Ce plaisir particulier, ce bonheur aux frontières de la mort, survient de l’accidentel lorsque le surgissement du chien danois fait chuter le promeneur qu’est Jean-Jacques Rousseau en le tirant violemment de ses méditations. L’irruption brutale de l’animal s’oppose à la marche fluide et rêveuse de l’homme et de sa communion avec la nature. La collision est évitée lorsque, devant le péril imminent, Rousseau s’élance d’un grand saut dans les airs tandis que le chien poursuit sa course folle. Le philosophe plonge et chute. Il tombe en syncope puis revient à lui et décrit cet état singulier de perte de connaissance : « La nuit s’avançait. J’aperçus le ciel, quelques étoiles et un peu de verdure. Cette première sensation fut un moment. Je ne me sentais encore que par là. Je naissais dans cet instant à la vie, et il me semblait que je remplissais de ma légère existence tous les objets que j’apercevais. Tout entier au moment présent je ne me souvenais de rien ; je n’avais nulle notion distincte de mon individu, pas la moindre idée de ce qui venait de m’arriver ; je ne savais ni qui j’étais ni où j’étais ; je ne sentais ni mal, ni crainte, ni inquiétude. Je voyais couler mon sang comme j’aurais vu couler un ruisseau, sans songer seulement que ce sang m’appartînt en aucune sorte. Je sentais dans tout mon être un calme ravissant auquel, chaque fois que je me le rappelle, je ne trouve rien de comparable dans toute l’activité des plaisirs connus. » 8
Rousseau évoque le paradoxe d’une intense présence à soi dans un corps qui échappe. Il décrit un état limite qui délivre le sentiment de l’existence. La chute brutale a pour effet un plaisir et un alanguissement. Libre de déplaisir, la syncope est dans ce texte proche des plaisirs du sommeil et de ses rêves (étoiles, ciel). Un peu plus loin, le philosophe précise l’abandon de sa conscience, la perte de repères : « Je demandais où j’étais ». L’imparfait de l’indicatif représente une action passée, l’état d’inconscience a fait place à la clarté de la pensée. Restitution dont on peut néanmoins souligner une éventuelle part de fantaisie et d’imaginaire puisque c’est le récit d’un moment d’opacité. La singularité de la syncope tient aussi dans les effets d’irréalité.
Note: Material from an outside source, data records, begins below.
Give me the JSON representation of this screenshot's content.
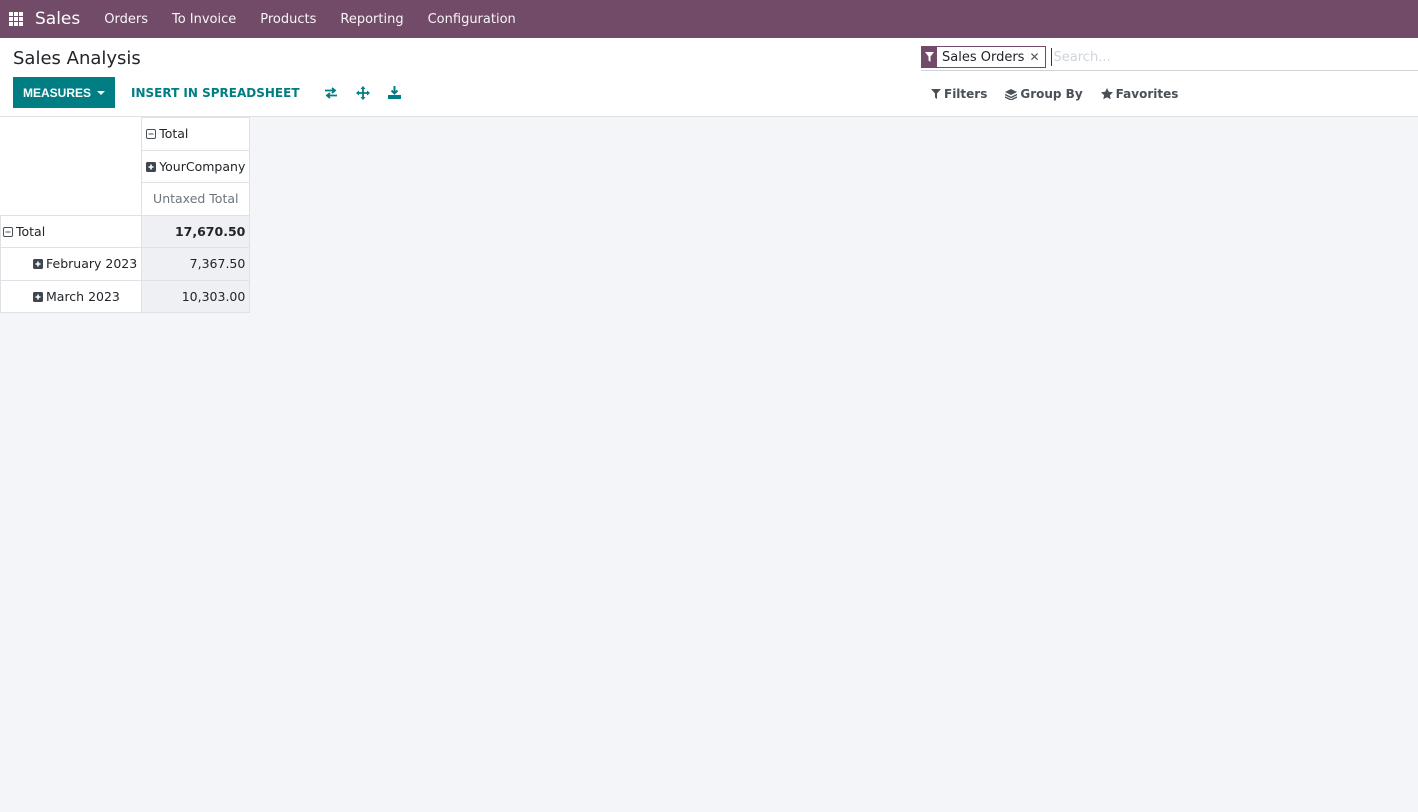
{
  "navbar": {
    "app_name": "Sales",
    "menu": [
      "Orders",
      "To Invoice",
      "Products",
      "Reporting",
      "Configuration"
    ],
    "apps_icon": "grid-icon",
    "color": "#714b67"
  },
  "control_panel": {
    "title": "Sales Analysis",
    "measures_label": "MEASURES",
    "insert_label": "INSERT IN SPREADSHEET",
    "icons": [
      "flip-axis-icon",
      "expand-all-icon",
      "download-icon"
    ],
    "accent": "#017e84"
  },
  "search": {
    "facet_label": "Sales Orders",
    "facet_icon": "filter-icon",
    "placeholder": "Search...",
    "filters_label": "Filters",
    "group_by_label": "Group By",
    "favorites_label": "Favorites"
  },
  "pivot": {
    "col_header_total": "Total",
    "col_header_group": "YourCompany",
    "measure": "Untaxed Total",
    "rows": [
      {
        "label": "Total",
        "value": "17,670.50",
        "level": 0,
        "expanded": true
      },
      {
        "label": "February 2023",
        "value": "7,367.50",
        "level": 1,
        "expanded": false
      },
      {
        "label": "March 2023",
        "value": "10,303.00",
        "level": 1,
        "expanded": false
      }
    ]
  }
}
Chute de Rousseau mais avant lui celle de Montaigne dont il a probablement eu connaissance. Car dans « De l’Exercitation » 9 , en français moderne « Sur l’Exercice », Montaigne relate une violente chute de cheval qui l’a laissé : « Sur le chemin, et après avoir été plus de deux heures tenu pour mort, je commençai à bouger et à respirer, car il était tombé une si grande quantité de sang dans mon estomac que, pour le décharger, la nature eut besoin de ressusciter ses forces » 10 . Revenu à lui, Montaigne, après-coup, décrit les effets de l’évanouissement. Le mot « exercitation » exprime une pratique et une mise à l’épreuve, un entrainement au passage entre la vie et la mort et une expérience s’opposant au raisonnement. La syncope est une épreuve à vivre, le témoin ne peut que la penser. La syncope est , pour les deux philosophes, proche du sommeil, proche du songe.
C’est par la blancheur de la lumière que Montaigne revient au monde : « Quand je commençais à y voir, ce fut d’une vue si trouble, si faible et si morte, que je ne discernais encore rien que la lumière » 11 . La syncope fabrique la défaillance des sens et façonne la passivité du sujet : « Je n’imagine aucun état pour moi aussi insupportable et horrible que d’avoir l’âme vivante et affligée, sans aucun moyen de s’exprimer » 12 . La clarté, cependant, réanime la conscience perdue par le choc de l’accident, elle réveille le philosophe et l’amateur des plaisirs de la vie. « Il me semblait que ma vie ne me tenait plus qu’au bout des lèvres ; je fermais les yeux pour aider, ce me semblait, à la pousser hors, et prenais plaisir à m’alanguir et à me laisser aller. C’était une imagination qui ne faisait que nager superficiellement en mon âme, aussi tendre et aussi faible que tout le reste, mais à la vérité non seulement exempte de déplaisir, ainsi mêlée à cette douceur que sentent ceux qui se laissent glisser au sommeil » 13 .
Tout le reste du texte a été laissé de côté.